Waka Komisi X DPR Desak Polri Usut Tuntas Kasus Pembakaran Tiga Santri di Lombok

Dwi AstariniDwi Astarini - 1 jam, 49 menit lalu
Waka Komisi X DPR Desak Polri Usut Tuntas Kasus Pembakaran Tiga Santri di Lombok

Gedung DPR RI. (Foto: MerahPutih.com/Dicke Prasetia)

Ukuran text:
14
Dengarkan Berita:

MERAHPUTIH.COM - WAKIL Ketua Komisi X DPR RI Lalu Hadrian Irfani menyampaikan keprihatinan yang mendalam atas kasus pembakaran tiga santri di Pondok Pesantren Rosudatussaulatiyah Al Ibrahimy, Kecamatan Batukliang Utara, Kabupaten Lombok Tengah, Nusa Tenggara Barat (NTB), yang mengakibatkan satu santri meninggal dunia dan dua lainnya mengalami luka bakar serius.

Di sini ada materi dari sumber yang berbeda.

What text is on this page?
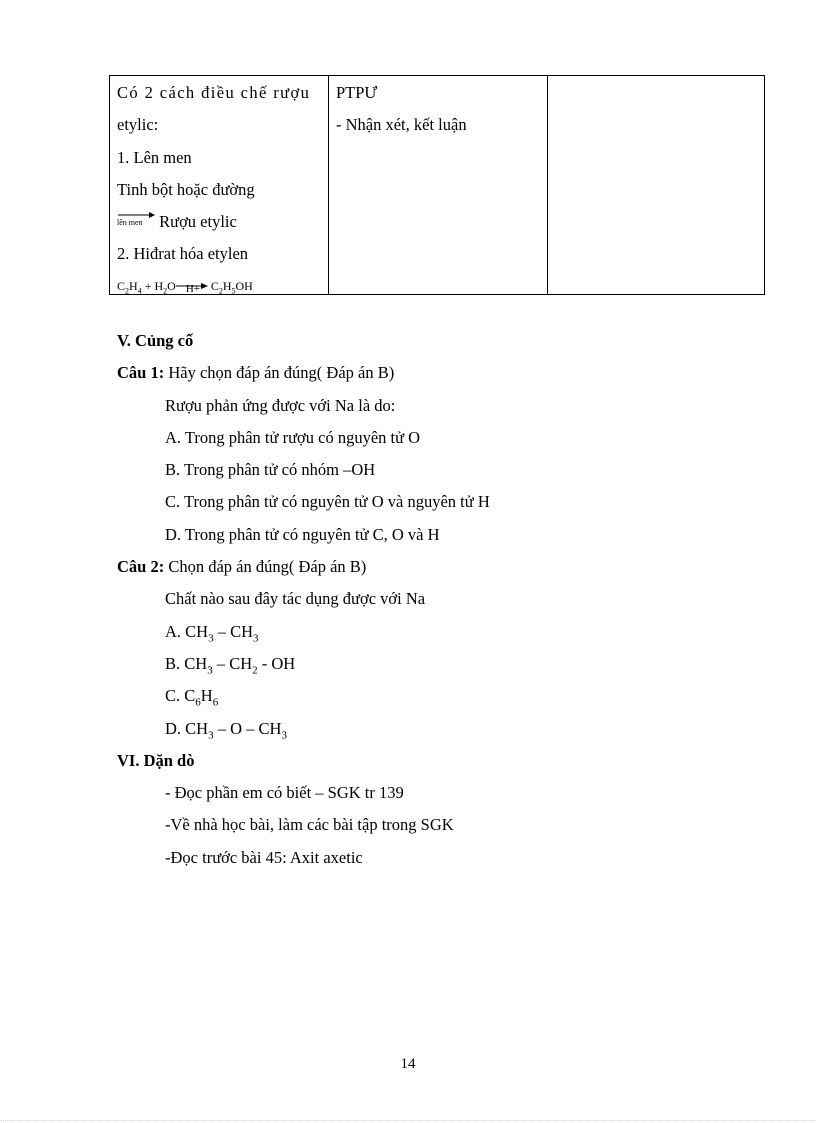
Có 2 cách điều chế rượu
etylic:
1. Lên men
Tinh bột hoặc đường
lên men Rượu etylic
2. Hiđrat hóa etylen
$C_2H_4 + H_2O$ $H+ C_2H_5OH$
PTPƯ
- Nhận xét, kết luận
V. Củng cố
Câu 1: Hãy chọn đáp án đúng( Đáp án B)
Rượu phản ứng được với Na là do:
A. Trong phân tử rượu có nguyên tử O
B. Trong phân tử có nhóm –OH
C. Trong phân tử có nguyên tử O và nguyên tử H
D. Trong phân tử có nguyên tử C, O và H
Câu 2: Chọn đáp án đúng( Đáp án B)
Chất nào sau đây tác dụng được với Na
A. $CH_3 - CH_3$
B. $CH_3 - CH_2$ - OH
C. $C_6H_6$
D. $CH_3$ – O – $CH_3$
VI. Dặn dò
- Đọc phần em có biết – SGK tr 139
-Về nhà học bài, làm các bài tập trong SGK
-Đọc trước bài 45: Axit axetic
14
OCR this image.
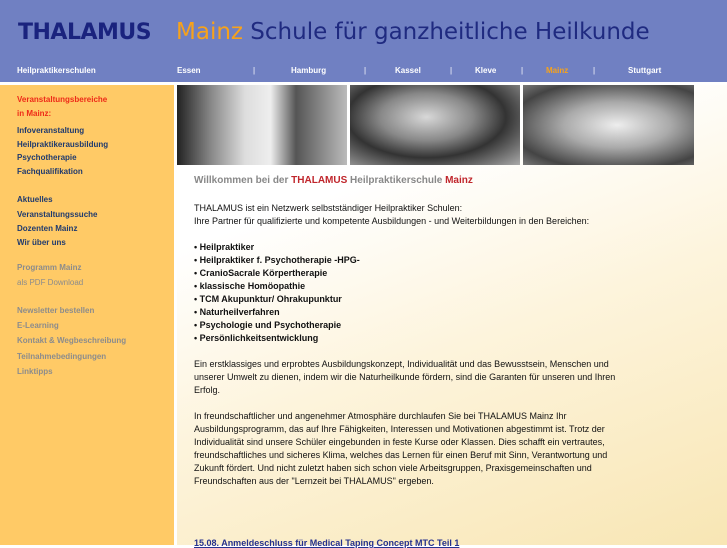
THALAMUS Mainz Schule für ganzheitliche Heilkunde
Heilpraktikerschulen	Essen	|	Hamburg	|	Kassel	|	Kleve	|	Mainz	|	Stuttgart
Veranstaltungsbereiche
in Mainz:
Infoveranstaltung
Heilpraktikerausbildung
Psychotherapie
Fachqualifikation
Aktuelles
Veranstaltungssuche
Dozenten Mainz
Wir über uns
Programm Mainz
als PDF Download
Newsletter bestellen
E-Learning
Kontakt & Wegbeschreibung
Teilnahmebedingungen
Linktipps
Willkommen bei der THALAMUS Heilpraktikerschule Mainz
THALAMUS ist ein Netzwerk selbstständiger Heilpraktiker Schulen:
Ihre Partner für qualifizierte und kompetente Ausbildungen - und Weiterbildungen in den Bereichen:
• Heilpraktiker
• Heilpraktiker f. Psychotherapie -HPG-
• CranioSacrale Körpertherapie
• klassische Homöopathie
• TCM Akupunktur/ Ohrakupunktur
• Naturheilverfahren
• Psychologie und Psychotherapie
• Persönlichkeitsentwicklung
Ein erstklassiges und erprobtes Ausbildungskonzept, Individualität und das Bewusstsein, Menschen und unserer Umwelt zu dienen, indem wir die Naturheilkunde fördern, sind die Garanten für unseren und Ihren Erfolg.
In freundschaftlicher und angenehmer Atmosphäre durchlaufen Sie bei THALAMUS Mainz Ihr Ausbildungsprogramm, das auf Ihre Fähigkeiten, Interessen und Motivationen abgestimmt ist. Trotz der Individualität sind unsere Schüler eingebunden in feste Kurse oder Klassen. Dies schafft ein vertrautes, freundschaftliches und sicheres Klima, welches das Lernen für einen Beruf mit Sinn, Verantwortung und Zukunft fördert. Und nicht zuletzt haben sich schon viele Arbeitsgruppen, Praxisgemeinschaften und Freundschaften aus der "Lernzeit bei THALAMUS" ergeben.
15.08. Anmeldeschluss für Medical Taping Concept MTC Teil 1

Lalu Hadrian menegaskan peristiwa tragis tersebut merupakan tindakan yang tidak berperikemanusiaan dan harus diusut secara menyeluruh tanpa ada pihak yang dilindungi.

"Saya sangat prihatin dan berduka atas meninggalnya salah satu santri akibat peristiwa yang sangat memilukan ini. Kasus ini harus diusut tuntas. Tidak boleh ada yang ditutup-tutupi. Aparat penegak hukum harus bekerja secara profesional, transparan, dan memberikan keadilan bagi para korban serta keluarganya," ujar Lalu Hadrian, Rabu (8/7).

Menurutnya, adanya informasi bahwa peristiwa tersebut sebenarnya telah terjadi cukup lama, tapi baru belakangan ditangani secara serius oleh aparat penegak hukum menjadi perhatian yang sangat serius. Oleh karena itu, kepolisian perlu menelusuri seluruh rangkaian peristiwa, termasuk dugaan adanya pihak-pihak yang berusaha menghambat proses penegakan hukum.

Baca juga:

Oknum Pimpinan Pesantren di Garut Diduga 'Garap' Santriwati, Video Penangkapan oleh Polisi Viral di Medsos



"Kalau benar ada keterlambatan penanganan atau upaya menutupi kasus ini, itu juga harus diusut. Masyarakat berhak mendapatkan kepastian bahwa hukum ditegakkan tanpa pandang bulu," tegasnya.

Ia juga menyoroti dugaan adanya intimidasi terhadap keluarga korban agar tidak melaporkan kejadian tersebut kepada pihak kepolisian. Menurutnya, dugaan tersebut tidak boleh dianggap sepele karena dapat menghalangi proses pencarian keadilan.

"Apalagi beredar kabar bahwa ada intimidasi terhadap keluarga korban agar tidak melapor ke polisi. Jika dugaan itu benar, pelakunya harus dimintai pertanggungjawaban. Tidak boleh ada tekanan kepada korban ataupun keluarganya dalam perkara pidana seperti ini," katanya.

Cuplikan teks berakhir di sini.